LBPHacker
LBPHacker
125 / 0
1st May
3rd May
I made a computer again. It can do a lot of stuff the previous one couldn't and can do most stuff that I'd ever wanted a TPT computer to do. It definitely can churn out Fibonacci numbers and primes. Check the relevant forum thread too.
subframe processor technology mandelbrot dayofweek fibonacci prime r316 computer magic

Comments

  • LBPHacker
    LBPHacker
    8th May
    This is off FP now, nice run, thank you all.
  • LBPHacker
    LBPHacker
    8th May
    The one exception is fetching an instruction freshly written by the previous instruction, which the manual documents as yielding the value before the write. This is not due to the nature of subframe or multi-instruction-per-frame computing in TPT, this is just because this specific computer was easier to build that way.
  • LBPHacker
    LBPHacker
    8th May
    This is not in fact in the manual because it's not a problem in general.
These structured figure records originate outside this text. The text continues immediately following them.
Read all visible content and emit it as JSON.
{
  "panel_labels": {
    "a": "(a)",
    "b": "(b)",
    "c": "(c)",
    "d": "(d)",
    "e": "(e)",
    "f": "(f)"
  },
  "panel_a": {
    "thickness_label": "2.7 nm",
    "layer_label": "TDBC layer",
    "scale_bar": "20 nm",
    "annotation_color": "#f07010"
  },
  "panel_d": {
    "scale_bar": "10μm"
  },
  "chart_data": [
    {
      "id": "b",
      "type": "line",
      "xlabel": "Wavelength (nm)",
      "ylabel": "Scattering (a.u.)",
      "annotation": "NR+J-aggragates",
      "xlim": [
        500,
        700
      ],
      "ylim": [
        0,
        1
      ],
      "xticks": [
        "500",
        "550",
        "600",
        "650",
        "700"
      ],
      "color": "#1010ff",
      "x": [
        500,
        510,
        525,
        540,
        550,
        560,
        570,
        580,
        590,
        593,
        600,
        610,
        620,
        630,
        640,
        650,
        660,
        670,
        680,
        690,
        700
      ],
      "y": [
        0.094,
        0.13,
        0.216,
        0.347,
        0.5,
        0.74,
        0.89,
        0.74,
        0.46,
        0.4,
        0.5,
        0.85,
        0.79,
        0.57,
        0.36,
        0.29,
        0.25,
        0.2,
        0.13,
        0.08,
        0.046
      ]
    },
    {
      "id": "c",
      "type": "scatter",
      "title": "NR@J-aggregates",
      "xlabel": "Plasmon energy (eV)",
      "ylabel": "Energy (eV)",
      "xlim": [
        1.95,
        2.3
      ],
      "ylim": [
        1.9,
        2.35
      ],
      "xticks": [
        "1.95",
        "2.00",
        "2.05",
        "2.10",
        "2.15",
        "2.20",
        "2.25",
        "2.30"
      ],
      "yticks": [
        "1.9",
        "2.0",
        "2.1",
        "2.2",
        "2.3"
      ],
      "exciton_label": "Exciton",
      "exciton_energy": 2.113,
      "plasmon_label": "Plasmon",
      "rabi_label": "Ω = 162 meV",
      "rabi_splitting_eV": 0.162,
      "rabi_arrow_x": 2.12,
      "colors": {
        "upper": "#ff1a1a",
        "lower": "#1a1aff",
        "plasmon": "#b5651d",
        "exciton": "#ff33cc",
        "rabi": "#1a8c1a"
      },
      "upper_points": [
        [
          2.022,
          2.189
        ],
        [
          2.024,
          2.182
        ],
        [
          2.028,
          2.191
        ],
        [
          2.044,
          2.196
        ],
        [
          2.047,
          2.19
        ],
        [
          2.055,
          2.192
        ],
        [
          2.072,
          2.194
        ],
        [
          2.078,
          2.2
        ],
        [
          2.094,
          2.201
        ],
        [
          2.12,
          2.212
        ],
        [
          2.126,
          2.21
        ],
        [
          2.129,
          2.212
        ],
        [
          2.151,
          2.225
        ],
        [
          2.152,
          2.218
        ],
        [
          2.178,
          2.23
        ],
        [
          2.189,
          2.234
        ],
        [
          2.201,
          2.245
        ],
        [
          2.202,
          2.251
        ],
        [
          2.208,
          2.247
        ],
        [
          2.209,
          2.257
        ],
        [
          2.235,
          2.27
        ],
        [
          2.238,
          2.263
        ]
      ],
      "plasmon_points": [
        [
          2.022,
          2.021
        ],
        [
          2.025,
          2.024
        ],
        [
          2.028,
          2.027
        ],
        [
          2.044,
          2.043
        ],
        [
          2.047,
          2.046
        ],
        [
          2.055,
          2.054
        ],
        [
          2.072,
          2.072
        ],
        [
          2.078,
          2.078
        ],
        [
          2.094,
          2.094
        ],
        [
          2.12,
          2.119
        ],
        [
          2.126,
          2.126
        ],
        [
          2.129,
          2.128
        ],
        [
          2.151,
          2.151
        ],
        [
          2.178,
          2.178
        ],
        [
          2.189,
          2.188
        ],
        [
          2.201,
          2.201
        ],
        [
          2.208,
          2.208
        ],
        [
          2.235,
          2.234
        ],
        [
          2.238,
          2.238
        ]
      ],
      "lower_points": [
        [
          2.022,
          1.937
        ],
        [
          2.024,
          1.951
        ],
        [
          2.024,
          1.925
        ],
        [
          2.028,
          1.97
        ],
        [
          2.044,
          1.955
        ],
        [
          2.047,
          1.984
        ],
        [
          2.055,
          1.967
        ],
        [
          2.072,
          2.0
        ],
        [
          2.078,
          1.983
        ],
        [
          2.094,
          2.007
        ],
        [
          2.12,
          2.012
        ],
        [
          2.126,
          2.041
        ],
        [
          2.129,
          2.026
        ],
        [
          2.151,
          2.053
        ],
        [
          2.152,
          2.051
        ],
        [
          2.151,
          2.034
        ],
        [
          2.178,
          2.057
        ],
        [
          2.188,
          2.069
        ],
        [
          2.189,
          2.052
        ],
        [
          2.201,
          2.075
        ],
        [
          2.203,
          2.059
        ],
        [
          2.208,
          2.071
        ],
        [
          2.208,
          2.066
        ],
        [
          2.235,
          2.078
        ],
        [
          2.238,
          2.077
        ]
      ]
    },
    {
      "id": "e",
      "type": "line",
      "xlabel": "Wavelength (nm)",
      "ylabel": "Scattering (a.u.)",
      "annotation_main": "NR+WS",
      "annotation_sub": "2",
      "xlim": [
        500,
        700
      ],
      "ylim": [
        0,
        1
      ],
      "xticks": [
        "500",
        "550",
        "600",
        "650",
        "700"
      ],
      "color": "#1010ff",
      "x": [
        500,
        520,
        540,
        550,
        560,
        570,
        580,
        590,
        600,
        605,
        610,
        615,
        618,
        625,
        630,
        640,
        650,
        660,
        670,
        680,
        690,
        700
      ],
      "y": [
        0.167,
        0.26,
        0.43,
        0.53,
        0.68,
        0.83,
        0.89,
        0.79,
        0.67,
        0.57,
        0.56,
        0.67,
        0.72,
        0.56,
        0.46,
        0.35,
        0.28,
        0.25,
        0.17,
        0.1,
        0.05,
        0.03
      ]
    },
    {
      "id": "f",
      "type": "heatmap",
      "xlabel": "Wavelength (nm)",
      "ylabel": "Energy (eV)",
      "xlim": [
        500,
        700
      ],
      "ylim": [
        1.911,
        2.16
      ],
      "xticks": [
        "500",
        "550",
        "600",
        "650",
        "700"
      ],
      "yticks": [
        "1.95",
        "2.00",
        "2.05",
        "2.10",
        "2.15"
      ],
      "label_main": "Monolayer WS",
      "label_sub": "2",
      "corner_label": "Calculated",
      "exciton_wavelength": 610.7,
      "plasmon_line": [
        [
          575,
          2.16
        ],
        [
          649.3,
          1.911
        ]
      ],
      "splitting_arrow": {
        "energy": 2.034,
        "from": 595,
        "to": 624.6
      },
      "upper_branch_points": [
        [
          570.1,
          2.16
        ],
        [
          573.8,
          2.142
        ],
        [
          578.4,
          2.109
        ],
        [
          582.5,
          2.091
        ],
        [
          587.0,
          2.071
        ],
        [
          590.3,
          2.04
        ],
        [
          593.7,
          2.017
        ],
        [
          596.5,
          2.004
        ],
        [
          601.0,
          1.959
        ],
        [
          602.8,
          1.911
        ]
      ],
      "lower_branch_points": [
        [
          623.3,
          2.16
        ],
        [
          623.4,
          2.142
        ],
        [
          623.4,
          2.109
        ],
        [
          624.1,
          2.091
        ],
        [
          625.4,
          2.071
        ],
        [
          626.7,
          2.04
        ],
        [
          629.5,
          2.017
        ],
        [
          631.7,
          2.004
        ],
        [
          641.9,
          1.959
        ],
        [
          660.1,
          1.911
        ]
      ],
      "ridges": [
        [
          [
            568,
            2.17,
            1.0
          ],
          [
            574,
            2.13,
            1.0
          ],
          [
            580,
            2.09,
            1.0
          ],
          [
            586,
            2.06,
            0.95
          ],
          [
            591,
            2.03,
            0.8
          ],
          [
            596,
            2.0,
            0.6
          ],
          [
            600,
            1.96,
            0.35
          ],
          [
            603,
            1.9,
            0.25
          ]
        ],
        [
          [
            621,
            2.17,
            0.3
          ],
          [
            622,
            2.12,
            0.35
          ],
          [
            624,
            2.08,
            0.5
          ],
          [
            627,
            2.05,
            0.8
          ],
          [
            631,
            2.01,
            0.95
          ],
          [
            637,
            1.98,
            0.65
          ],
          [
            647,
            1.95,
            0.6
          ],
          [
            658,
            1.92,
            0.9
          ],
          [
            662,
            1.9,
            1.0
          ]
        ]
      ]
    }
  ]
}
Subframe enforces a total order on the update code of all particles, and you can (and this computer does) transmute that into total order on memory accesses.
  • kerbal2346
    kerbal2346
    8th May
    Sorry if this question could be answered by rtfm-ing, but I'm curious how data hazzards are handled in comparison to a "real" architecture. I'd have to imagine writing to and reading from one address on the same frame is difficult.
  • deathhawk
    deathhawk
    7th May
    @LBPHacker will there ever be audio added to this game?
  • LBPHacker
    LBPHacker
    7th May
    The ALU is 16b but I rolled my own bignum primitive for fibonacci. It uses base 10000 digits to make printing easier. Fibonacci happens to be one of the demos that I've already documented, see https://github.com/LBPHacker/R316/blob/v2/examples/demo.asm
  • penguinrules
    penguinrules
    7th May
    What's the integer limit on this computer? Seems like fibonacci can run indefinitely with sufficient ram?
  • deathhawk
    deathhawk
    7th May
    this is one of the fastest computers in the powder soy
  • @RandomGoober And from my experience, writing and maintaining assembly code is significantly harder and less productive than working with higher-level languages like C/C++. Nearly all modern software development relies on higher-level languages because they are more accessible, maintainable, and portable.
  • @RandomGoober Using a transpiler to convert between different assembly languages (such as MIPS or ARM32 to another architecture) is generally not a practical approach though. Programming directly in modern ASM is notoriously difficult and time-consuming.